LoqiRoam · 旅日記

曲がり角が先に決めた小杉の午後

商店街、水路、旧街道、緑地、多摩川、銭湯を曲がり角の気分でつないだ。

武蔵小杉を出て、まず法政通りへ入った。駅前の大きな建物を背にすると、250mの商店街が思ったより細かい表情を持っていて、まっすぐ歩くつもりが早くも崩れた。次に二ヶ領用水へ逃げる。江戸から続く水路のそばでは、車の音より水面の揺れを追いたくなった。そこから北へ向かい、小杉御殿跡と、街道が直角に折れるカギの道を見た。
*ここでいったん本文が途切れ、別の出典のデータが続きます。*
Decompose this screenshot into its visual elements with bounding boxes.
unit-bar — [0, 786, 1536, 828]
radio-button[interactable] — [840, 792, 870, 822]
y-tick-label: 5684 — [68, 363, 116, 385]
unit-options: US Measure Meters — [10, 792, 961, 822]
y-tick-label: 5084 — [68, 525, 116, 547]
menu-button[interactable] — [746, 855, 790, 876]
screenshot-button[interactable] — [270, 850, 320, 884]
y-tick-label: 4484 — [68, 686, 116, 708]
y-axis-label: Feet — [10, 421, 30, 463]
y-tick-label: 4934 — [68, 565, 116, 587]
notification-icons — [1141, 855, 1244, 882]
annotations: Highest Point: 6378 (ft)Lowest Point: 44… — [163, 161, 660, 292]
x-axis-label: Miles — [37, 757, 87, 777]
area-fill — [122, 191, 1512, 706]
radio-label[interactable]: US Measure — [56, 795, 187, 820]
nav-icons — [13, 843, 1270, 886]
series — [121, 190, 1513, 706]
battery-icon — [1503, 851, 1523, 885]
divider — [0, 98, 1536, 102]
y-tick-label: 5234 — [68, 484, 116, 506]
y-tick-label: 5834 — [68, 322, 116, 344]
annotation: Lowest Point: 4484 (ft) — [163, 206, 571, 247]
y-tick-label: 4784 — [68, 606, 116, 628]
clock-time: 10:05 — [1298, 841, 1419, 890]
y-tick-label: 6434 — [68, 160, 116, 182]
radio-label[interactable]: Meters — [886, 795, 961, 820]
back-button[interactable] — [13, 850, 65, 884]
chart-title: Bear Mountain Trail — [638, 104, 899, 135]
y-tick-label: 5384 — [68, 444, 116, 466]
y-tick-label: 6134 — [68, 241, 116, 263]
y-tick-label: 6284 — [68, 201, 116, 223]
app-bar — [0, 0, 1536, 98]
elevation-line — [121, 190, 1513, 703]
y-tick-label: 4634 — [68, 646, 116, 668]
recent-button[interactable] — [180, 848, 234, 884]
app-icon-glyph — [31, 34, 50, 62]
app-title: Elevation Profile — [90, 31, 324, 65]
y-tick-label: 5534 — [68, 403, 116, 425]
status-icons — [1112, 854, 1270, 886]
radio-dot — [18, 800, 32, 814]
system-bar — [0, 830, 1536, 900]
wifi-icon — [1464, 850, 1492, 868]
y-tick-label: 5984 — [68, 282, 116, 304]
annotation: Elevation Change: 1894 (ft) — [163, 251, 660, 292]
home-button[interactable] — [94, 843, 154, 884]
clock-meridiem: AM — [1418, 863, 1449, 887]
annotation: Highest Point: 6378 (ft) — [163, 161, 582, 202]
昔の防御が今は住宅街の角として残っているのが妙に可笑しい。新丸子では商店街を歩き、人が店を紹介し、町の関係を育てている気配に足を止めた。予定外に等々力緑地へ入り、釣池や木立の静けさで速度を落とす。最後は丸子橋まで足を伸ばした。多摩川の広さに一度ほどけてから、今井湯へ戻る。遠回りだったが、帰る場所まで含めて旅だった。

この旅の足跡

  1. 駅前から少し南へ逃げると、法政通りは全長250mの商店街として続いていた。短いのに店の気配が濃く、最初の角で予定を変えたくなる。
  2. 二ヶ領用水は江戸時代から流れ続ける水路で、駅近くなのに水面と緑が歩幅をゆっくりにする。都会の音がどこまで薄まるか試した。
  3. 小杉御殿跡の周辺には、街道が直角に折れる「カギ」の道が残る。防御の工夫が今は普通の住宅街に溶けていて、角だけが昔を知っている。
  4. 新丸子商店街では、若い母親たちが店を取材して魅力を紹介する活動も見つかった。買い物の場所というより、町の関係を育てる小さな舞台に見える。
  5. 等々力緑地には競技場だけでなく、釣池や四季園、ふるさとの森がある。スポーツの歓声を想像して来たのに、先に木陰の静けさに捕まった。
  6. 丸子橋のたもとには多摩川沿いの散策路があり、橋を渡るだけで街の輪郭が空へほどける。川幅を見ていると、ここが昔から越境の場所だったと納得した。
  7. 今井湯は軟水銭湯で、平日は朝と午後から深夜まで営業している。川風のあとに湯へ戻ると、今日選んだ曲がり角が体の内側でほどけていく。